Royalties are the money an author receives from a publisher under a publishing contract. Sometimes the author also receives an advance, which is usually an up-front, lump-sum payment against future royalties due. When authors receive a standard advance, the author receives no additional royalty checks until the author’s share of sales exceeds the amount of the advance.
Generally, publishing contracts calculate royalties in one of two ways:
Gross royalty calculation (sometimes phrased as calculation on “list price” or “price received”) means the author’s share of sales is based on amounts the publisher receives, with no deductions. A gross royalty contract calculates the author’s royalties on the basis of the publisher’s list price for the work or the money the publisher receives on sales of the work in various formats. This is the best form of royalty for the author.

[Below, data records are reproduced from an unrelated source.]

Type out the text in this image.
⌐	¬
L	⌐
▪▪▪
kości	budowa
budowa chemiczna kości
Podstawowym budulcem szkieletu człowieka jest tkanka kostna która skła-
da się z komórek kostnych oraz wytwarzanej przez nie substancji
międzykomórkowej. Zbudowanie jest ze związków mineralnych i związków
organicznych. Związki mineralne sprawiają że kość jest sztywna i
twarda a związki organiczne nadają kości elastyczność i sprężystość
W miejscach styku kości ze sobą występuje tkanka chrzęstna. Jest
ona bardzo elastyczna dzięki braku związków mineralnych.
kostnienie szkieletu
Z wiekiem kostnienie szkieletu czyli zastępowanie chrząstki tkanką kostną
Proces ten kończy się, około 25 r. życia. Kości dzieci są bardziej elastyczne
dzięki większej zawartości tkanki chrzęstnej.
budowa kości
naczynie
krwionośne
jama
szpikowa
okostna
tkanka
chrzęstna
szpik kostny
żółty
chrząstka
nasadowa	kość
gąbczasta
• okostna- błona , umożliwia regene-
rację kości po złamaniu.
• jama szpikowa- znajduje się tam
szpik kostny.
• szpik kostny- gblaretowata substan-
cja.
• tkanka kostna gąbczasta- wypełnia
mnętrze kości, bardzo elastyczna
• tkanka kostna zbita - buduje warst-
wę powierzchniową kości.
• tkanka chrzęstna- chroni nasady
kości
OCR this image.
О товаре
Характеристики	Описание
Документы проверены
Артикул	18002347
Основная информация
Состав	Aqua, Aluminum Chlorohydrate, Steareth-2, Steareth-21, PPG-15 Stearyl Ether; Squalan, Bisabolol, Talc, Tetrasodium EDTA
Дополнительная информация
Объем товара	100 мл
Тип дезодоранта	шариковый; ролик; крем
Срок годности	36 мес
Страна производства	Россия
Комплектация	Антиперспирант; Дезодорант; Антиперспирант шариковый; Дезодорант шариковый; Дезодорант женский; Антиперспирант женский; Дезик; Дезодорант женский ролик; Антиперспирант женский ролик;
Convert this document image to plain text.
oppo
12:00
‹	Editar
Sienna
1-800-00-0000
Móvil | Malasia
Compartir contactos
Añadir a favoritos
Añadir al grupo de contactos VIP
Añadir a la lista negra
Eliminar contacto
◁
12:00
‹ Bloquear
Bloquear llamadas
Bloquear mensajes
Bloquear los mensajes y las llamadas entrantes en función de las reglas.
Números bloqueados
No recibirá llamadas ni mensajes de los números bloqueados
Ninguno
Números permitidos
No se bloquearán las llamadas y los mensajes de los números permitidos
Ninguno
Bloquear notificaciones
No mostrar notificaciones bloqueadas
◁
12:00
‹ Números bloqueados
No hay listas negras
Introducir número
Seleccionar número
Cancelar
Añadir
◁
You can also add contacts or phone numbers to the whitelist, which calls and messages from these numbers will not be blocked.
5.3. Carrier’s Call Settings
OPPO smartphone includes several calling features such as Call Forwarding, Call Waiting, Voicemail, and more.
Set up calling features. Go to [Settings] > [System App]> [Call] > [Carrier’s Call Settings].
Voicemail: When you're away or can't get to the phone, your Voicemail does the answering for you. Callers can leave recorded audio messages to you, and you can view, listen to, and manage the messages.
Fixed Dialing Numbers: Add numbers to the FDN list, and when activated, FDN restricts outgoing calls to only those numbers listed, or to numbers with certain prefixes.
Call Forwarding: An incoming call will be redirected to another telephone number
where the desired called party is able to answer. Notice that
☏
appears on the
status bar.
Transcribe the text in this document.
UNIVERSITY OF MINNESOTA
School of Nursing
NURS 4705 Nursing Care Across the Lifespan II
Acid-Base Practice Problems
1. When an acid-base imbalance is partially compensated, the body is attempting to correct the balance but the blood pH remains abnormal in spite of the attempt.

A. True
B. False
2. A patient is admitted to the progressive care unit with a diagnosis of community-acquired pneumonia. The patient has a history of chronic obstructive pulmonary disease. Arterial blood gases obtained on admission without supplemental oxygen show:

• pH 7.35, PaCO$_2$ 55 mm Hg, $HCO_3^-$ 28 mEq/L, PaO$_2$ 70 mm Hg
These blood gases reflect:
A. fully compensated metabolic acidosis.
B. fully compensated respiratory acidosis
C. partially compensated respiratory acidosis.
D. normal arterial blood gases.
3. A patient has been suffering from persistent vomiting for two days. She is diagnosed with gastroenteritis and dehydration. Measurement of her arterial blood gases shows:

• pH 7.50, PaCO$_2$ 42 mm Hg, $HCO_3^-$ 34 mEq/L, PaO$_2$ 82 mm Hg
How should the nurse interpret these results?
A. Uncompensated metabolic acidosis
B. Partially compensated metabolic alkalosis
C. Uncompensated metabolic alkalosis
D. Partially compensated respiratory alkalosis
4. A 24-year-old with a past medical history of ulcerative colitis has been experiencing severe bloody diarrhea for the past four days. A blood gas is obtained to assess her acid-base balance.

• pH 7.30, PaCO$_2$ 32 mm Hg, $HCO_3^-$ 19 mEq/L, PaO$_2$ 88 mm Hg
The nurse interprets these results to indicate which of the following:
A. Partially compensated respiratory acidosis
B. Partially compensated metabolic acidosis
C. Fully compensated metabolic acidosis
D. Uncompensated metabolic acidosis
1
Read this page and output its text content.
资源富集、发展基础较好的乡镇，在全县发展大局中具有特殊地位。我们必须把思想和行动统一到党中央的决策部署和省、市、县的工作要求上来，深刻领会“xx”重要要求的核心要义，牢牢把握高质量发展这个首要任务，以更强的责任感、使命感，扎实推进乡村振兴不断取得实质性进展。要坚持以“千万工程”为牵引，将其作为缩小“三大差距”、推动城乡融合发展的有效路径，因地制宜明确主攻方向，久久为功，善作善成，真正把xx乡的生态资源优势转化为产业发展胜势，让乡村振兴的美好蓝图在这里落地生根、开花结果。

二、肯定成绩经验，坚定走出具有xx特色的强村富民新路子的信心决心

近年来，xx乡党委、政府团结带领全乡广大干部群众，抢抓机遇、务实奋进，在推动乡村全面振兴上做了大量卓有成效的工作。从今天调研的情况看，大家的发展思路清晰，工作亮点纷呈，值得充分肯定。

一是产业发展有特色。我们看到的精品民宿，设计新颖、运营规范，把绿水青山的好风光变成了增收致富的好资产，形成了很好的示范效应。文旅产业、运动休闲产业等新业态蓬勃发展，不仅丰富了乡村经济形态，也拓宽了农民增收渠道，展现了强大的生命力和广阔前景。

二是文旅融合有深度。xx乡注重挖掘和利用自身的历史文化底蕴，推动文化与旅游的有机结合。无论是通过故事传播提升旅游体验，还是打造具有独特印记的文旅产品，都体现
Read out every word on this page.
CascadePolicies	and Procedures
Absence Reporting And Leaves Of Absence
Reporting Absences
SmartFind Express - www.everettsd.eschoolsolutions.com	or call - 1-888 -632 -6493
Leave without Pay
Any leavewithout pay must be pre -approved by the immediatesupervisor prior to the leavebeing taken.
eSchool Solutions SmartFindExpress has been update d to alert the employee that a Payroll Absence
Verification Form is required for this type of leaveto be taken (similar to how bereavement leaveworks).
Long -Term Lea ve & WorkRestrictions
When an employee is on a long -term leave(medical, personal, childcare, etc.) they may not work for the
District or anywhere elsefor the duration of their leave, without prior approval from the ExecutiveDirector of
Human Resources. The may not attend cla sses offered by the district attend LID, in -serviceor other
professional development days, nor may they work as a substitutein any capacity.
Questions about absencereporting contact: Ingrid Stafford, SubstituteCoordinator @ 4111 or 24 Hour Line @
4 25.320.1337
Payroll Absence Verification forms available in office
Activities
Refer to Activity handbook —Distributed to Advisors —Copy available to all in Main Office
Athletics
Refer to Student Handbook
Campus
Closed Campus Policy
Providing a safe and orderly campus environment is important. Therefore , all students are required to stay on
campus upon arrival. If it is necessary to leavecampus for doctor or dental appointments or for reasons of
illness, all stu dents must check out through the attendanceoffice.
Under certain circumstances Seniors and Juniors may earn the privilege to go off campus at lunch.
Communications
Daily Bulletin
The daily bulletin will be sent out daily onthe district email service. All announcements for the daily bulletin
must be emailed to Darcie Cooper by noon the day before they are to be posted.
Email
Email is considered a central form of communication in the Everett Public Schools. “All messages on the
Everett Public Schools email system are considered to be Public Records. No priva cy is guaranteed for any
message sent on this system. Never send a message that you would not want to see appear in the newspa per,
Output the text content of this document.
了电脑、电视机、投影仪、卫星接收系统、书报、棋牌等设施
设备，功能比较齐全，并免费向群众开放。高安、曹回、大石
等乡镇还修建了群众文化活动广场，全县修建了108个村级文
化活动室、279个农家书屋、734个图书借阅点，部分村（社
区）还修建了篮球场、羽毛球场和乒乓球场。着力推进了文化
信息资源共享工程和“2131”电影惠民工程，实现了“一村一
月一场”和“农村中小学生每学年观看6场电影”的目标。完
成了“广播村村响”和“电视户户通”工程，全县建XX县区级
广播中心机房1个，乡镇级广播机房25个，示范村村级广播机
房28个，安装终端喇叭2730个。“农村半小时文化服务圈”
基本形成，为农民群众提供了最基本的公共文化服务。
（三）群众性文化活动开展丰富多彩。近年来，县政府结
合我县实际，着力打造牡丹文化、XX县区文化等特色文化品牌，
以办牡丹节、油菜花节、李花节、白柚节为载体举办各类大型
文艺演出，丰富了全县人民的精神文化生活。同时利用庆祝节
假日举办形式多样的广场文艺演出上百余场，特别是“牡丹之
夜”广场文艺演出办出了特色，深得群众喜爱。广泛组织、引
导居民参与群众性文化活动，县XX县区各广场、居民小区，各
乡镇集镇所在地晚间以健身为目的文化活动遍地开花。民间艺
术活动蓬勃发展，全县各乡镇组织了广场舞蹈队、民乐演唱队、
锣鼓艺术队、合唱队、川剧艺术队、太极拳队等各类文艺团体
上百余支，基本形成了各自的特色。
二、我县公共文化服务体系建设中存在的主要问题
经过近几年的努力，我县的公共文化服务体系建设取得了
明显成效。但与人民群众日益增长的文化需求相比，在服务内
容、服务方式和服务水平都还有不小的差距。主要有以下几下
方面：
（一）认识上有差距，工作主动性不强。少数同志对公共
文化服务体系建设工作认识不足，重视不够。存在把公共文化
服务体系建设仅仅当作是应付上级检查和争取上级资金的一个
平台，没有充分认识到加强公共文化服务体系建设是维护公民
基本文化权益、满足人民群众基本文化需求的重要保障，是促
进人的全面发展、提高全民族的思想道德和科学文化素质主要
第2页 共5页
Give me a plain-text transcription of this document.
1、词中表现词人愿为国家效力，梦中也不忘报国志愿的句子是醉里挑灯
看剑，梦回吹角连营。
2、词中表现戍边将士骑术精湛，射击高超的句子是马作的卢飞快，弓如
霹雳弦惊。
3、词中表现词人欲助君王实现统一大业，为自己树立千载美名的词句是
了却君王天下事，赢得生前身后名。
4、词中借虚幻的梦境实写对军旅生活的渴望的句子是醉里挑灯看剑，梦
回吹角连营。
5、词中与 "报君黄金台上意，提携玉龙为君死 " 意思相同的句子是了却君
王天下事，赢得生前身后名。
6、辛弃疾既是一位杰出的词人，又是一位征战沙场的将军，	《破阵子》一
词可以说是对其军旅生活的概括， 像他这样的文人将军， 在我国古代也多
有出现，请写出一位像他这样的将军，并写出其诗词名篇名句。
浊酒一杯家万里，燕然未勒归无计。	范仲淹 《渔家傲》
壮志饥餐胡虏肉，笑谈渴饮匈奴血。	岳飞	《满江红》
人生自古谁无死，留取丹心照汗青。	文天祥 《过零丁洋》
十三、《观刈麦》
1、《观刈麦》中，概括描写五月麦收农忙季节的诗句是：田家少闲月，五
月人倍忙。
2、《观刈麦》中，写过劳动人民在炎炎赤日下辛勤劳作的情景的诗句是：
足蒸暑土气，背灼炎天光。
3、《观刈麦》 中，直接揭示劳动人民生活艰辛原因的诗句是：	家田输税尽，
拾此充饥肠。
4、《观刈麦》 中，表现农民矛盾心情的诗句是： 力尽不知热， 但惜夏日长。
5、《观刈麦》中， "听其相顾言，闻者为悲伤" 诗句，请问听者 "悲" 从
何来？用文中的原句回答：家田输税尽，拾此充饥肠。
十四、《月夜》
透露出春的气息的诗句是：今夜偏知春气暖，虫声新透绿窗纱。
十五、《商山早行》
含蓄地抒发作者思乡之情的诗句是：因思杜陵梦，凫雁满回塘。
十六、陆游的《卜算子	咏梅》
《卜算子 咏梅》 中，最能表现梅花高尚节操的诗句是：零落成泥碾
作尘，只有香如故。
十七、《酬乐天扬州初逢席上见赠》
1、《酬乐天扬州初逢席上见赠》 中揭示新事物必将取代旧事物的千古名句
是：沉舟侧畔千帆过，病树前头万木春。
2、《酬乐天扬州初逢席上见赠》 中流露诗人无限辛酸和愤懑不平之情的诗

Net royalty calculation means that the author’s share of royalties is based on some amount less than what the publisher actually receives. The contract should specify exactly what expenses the publisher can deduct and/or credit against sales. An unspecified “net royalty” provision is dangerous for the author, because it doesn’t limit the publisher’s ability to reduce receipts (and therefore the author’s royalties).
The language to watch out for is a royalty provision which reads, “Publisher will pay Author royalties of X% of Publisher’s net receipts (or profits) on sales of the Work.” Paraphrases of this language are equally bad. Wherever a contract uses the term “net,” authors should ensure that the word “net” is thoroughly and specifically defined and that any publisher deductions are based upon “actual, documented” costs – not estimates or figures the publisher doesn’t have to explain.
Not all net royalty contracts are attempts to defraud the author – some reputable publishers do use them – but authors must be very careful about agreeing to royalties based on net, and should never do so without professional advice.